Sounds like a handwave in defense of the rules.
So, you just blow off every point, and follow with "It should work my way".
Color me surprised.
An archer can pull an arrow (1 sec.), pull, nock, aim, all in the same motion (2 sec.), and let fly (0 sec.)....then do it again, all in one combat round.
Is this the voice of experience talking? 'Cause when I went shooting last weekend (as I do most weekends), that wasn't the way it worked.
(Hint: The "nock" on an arrow is the slot in the base that fits around the bowstring. The opening is typically narrower at the tip than at the base, so it sort of "clicks" when you get it into place. "Nocking" an arrow is the action of fitting the nock around the string. You don't "pull, nock, aim" all in one motion, and certainly not in that order.) In fact, you don't pull the arrow at all. The nock holds the arrow on the string. You draw the string back, and the nock draws the arrow with it.
Or, he should be able to. It should be a Full Action albeit with a penalty attached.
Ah, that explains it. This was wishful thinking, not reality.
Seriously Water Bob, all snark aside, try the exercises I suggested in my last post. Go through the throwing motions with a couple of weighty objects, and throw hard, like you're trying to kill someone on the other end. The two throws aren't distinct and separate actions. One flows into the other, overlapping time frames.
You're treating them like they are distinct, as if they were unrelated to each other.
Double firing the bow really is two distinct action sequences.
As for setting up two arrows... When you fire a bow, the arrow has to rest on something at the point where it crosses the bow. On a simple bow, that might be the hand, or a finger. (No, you don't wrap a finger over the arrow, unless you like missing a lot while getting your finger sliced by the fletchings.) Most modern bows have a "shelf", a flat area carved out of the grip for this purpose, often containing a quill tip that protrudes for the shaft to rest on. Without that support, the arrow flops, and can't be fired.
Firing two arrows at once is a fantasy. I've seen one expert do it, but his bow was modified slightly for the purpose, fitted with an extra quill, and even he couldn't hid diddly with it. So leave such tricks to the movies. They have no place in real life archery.

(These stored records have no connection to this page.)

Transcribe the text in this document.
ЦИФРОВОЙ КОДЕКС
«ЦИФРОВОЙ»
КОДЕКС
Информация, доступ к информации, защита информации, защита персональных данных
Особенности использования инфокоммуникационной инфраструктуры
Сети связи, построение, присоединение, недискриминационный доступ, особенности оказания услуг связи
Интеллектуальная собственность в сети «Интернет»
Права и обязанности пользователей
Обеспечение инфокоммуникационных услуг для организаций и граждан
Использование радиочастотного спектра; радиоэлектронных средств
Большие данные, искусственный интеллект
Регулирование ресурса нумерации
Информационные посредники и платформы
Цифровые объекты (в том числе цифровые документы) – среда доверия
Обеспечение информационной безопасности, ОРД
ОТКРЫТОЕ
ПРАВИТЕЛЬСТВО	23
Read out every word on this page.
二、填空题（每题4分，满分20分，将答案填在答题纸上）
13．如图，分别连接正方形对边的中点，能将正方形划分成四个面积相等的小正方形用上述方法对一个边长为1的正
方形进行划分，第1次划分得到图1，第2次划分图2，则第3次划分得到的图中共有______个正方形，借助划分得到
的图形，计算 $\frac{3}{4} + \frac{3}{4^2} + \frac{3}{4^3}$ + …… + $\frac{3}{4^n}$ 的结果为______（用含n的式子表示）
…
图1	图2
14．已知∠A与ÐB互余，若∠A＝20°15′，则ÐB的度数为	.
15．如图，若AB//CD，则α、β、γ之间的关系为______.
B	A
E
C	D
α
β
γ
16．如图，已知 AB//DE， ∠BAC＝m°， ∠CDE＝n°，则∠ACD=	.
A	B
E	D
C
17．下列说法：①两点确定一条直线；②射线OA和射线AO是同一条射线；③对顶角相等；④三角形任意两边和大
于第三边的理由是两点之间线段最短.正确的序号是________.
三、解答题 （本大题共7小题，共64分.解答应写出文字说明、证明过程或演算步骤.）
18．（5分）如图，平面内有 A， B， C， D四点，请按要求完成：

As a fun note: For any who try traditional archery (meaning wooden bows and arrows, no sights or counterbalances, no mechanical releases), try the technique called "String Walking".
Normally you draw back to your ear or cheekbone as an anchor point, and the arrow sits some three or four inches below your eye, so you can't sight directly along it. If you try, you're shooting high.
But if you slide (or "walk") your grip down the string you can bring the fletched base of the arrow right to eye level, and the arrow itself becomes your sight. You're dead on at point blank range.
As range increases, you "walk" your grip on the string higher, and continue to use the arrowhead as your sight. It gives you the benefits of a targeting sight, without actually having to have one. (Sights really are forbidden in traditional competitions.)